Today we celebrate a great and joyous solemnity: the falling asleep of the Mother of God in Jerusalem, and her bodily translation into glory.
“The Whole Mystery of the Economy”
The readings from Genesis, Ezekiel, and Proverbs present us with a series of images, all with reference to the Theotokos. She is the ladder ascending from earth to heaven, beheld by the patriarch Jacob in a vision (Gen. 28:12). She is Bethel, God’s house, and the gate of heaven (Gen. 28:17). She is the east gate of the Temple sanctuary, which remains shut – virginal: no man enters, “for the Lord, the God of Israel, has entered through it,” as Ezekial prophesies (Ez. 44:2). She is wisdom, or the house of wisdom, of which king Solomon speaks (Prov. 9:1)
These readings – from Genesis, Ezekiel, and Proverbs – represent the 3 divisions of the Jewish Bible: the Torah, the Prophets, and the Writings. Together they comprise a “bouquet” representing the whole of what we call the Old Covenant. It is as if to say: Mary is the sum towards which the whole history of Israel was pointing all along. She is the daughter of Zion, the hinge of salvation history. In her is the beginning of the New Covenant.
In the words of St John of Damascus, “in the name Theotokos is contained the whole mystery of the economy.” Economy – oikonomia, as we often hear in our hymns – refers to God’s ordering of his “household,” his governance of creation and history according to his plan for our salvation and glorification. There is an order to God’s plan, and a unity of meaning. This unity is revealed in the person of the Holy Virgin.

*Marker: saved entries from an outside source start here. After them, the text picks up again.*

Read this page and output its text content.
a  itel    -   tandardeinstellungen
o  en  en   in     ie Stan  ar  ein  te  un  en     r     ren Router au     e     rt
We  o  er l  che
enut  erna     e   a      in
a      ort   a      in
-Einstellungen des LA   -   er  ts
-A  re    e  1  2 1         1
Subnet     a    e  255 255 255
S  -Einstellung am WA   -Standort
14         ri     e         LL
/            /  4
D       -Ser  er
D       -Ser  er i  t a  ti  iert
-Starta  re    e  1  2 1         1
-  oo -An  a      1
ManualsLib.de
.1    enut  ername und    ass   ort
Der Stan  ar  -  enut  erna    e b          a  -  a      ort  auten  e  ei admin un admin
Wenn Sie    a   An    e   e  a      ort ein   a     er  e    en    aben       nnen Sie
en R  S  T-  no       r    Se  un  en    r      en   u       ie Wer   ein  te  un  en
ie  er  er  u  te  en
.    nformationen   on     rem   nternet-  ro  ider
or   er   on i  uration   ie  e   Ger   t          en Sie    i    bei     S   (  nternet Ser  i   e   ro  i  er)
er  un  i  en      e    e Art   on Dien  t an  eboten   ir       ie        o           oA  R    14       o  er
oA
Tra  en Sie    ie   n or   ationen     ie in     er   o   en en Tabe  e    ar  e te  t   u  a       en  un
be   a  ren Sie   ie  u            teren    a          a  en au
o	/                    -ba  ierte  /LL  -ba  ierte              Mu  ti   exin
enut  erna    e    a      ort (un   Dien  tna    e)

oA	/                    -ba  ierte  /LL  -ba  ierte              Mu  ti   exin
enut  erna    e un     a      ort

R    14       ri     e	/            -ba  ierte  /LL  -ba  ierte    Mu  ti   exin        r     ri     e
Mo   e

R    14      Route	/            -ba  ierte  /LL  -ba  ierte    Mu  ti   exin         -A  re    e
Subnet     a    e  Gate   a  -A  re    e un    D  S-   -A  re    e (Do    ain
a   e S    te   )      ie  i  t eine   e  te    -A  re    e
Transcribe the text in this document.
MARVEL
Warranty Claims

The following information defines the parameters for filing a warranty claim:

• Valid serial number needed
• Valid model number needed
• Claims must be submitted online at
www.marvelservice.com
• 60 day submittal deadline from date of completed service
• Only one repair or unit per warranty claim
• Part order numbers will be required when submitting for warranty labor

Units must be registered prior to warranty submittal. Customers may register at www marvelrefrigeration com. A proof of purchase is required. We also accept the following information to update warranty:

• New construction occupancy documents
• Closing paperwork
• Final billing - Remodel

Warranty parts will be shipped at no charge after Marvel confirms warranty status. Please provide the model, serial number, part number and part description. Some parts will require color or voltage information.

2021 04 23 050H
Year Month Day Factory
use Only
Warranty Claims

Mary’s role in this economy, her identity as “Mother,” does not end with giving birth or rearing her child. We see her not only at the Annunciation and the birth of Jesus, but also at his first miracle in Cana, at the foot of the Cross, and with the Church at Pentecost. As St John of Damascus said, “the whole mystery of the economy.”
In the festal cycle of our liturgical year, which begins September 1, the first great feast is the birth of the Theotokos, on Sept 8. The last great feast is today, her falling asleep and bodily assumption into heaven. Our liturgical remembrance of Christ’s work of salvation begins and ends with Mary. We begin with her birth, we end with her glorification. “In the name Theotokos is contained the whole mystery of the economy.